Selon les informations recueillies sur place, ces hommes disent détenir des preuves de leur nationalité congolaise. Devant les équipes de la MONUSCO et les autres acteurs présents à la remise, ils ont maintenu leur refus, et des images de l'opération montrent la présence des Casques bleus au moment du transfert. L'AFC/M23 ne s'est pas exprimée publiquement sur cet incident, qui n'a pas encore été confirmé de source indépendante.

L'épisode touche au cœur de l'argumentaire du mouvement rebelle. L'AFC/M23 affirme régulièrement neutraliser et rapatrier des combattants des Forces démocratiques de libération du Rwanda, ces groupes fondés par d'anciens génocidaires hutu que Kigali invoque pour justifier sa présence militaire dans l'est de la RDC. Voir des personnes présentées comme FDLR se dire congolaises et refuser le Rwanda fragilise, sur le terrain, ce récit.

Ce n'est pas la première alerte de ce genre. Depuis juillet de l'année dernière, Kinshasa dénonce des déportations de civils depuis les zones occupées vers le Rwanda.

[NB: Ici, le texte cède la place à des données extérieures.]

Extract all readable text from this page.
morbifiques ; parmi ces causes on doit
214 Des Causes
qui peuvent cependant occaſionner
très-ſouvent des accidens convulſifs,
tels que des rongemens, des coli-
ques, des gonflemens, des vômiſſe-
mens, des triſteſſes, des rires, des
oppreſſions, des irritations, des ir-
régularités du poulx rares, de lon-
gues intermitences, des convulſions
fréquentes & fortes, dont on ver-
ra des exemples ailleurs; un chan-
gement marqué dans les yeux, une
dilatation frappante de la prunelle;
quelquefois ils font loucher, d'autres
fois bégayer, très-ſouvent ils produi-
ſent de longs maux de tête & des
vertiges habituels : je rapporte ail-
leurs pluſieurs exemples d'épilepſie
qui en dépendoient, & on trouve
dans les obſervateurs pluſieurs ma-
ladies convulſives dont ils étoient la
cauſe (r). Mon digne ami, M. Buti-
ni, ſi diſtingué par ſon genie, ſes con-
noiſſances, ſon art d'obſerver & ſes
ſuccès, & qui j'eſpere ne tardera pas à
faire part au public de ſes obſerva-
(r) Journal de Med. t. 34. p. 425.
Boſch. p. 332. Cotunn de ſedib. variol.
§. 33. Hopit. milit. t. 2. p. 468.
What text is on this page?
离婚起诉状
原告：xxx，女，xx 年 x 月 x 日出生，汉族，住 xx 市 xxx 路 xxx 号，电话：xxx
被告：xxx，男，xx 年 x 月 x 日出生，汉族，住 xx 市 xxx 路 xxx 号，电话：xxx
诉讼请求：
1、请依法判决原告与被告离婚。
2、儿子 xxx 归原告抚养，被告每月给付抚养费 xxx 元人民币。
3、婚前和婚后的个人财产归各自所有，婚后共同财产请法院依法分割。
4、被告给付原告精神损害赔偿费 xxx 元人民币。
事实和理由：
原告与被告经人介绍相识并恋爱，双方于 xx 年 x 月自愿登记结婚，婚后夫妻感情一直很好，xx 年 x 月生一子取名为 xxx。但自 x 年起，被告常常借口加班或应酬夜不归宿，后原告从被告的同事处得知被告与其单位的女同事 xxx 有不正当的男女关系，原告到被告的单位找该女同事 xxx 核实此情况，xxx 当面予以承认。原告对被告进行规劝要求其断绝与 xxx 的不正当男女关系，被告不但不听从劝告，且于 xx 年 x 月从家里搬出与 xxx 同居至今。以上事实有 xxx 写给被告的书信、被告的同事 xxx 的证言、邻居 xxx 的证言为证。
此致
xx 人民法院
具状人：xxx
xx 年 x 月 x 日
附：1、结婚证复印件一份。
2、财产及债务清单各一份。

Human Rights Watch a documenté, en 2025, le " transfert de force " par le M23 de plus de mille cinq cents personnes vers le Rwanda, sans motif communiqué, plusieurs observateurs liant ces expulsions à la présence supposée de membres des FDLR. À Genève, des voix congolaises avaient déjà exigé du Haut-Commissariat pour les réfugiés l'arrêt de ces transferts.

L'incident relance la question des procédures d'identification et de vérification de la nationalité des personnes présentées comme FDLR lors des opérations de rapatriement. Distinguer un ancien combattant rwandais d'un civil congolais suppose un contrôle contradictoire, que ces hommes disent ne pas avoir eu. En l'absence d'un tel dispositif, le risque est de conduire au Rwanda des personnes qui n'en sont pas ressortissantes.

L'épisode survient alors que les discussions régionales et internationales portent sur la mise en œuvre des engagements sécuritaires, dont le désengagement du M23 des territoires qu'il contrôle et la neutralisation des FDLR, deux piliers de l'accord de Washington. Sur ce terrain, le refus de ces trente hommes rappelle qu'entre les annonces de rapatriement et la réalité des identités, la frontière reste floue, et lourde de conséquences pour ceux qu'on y conduit.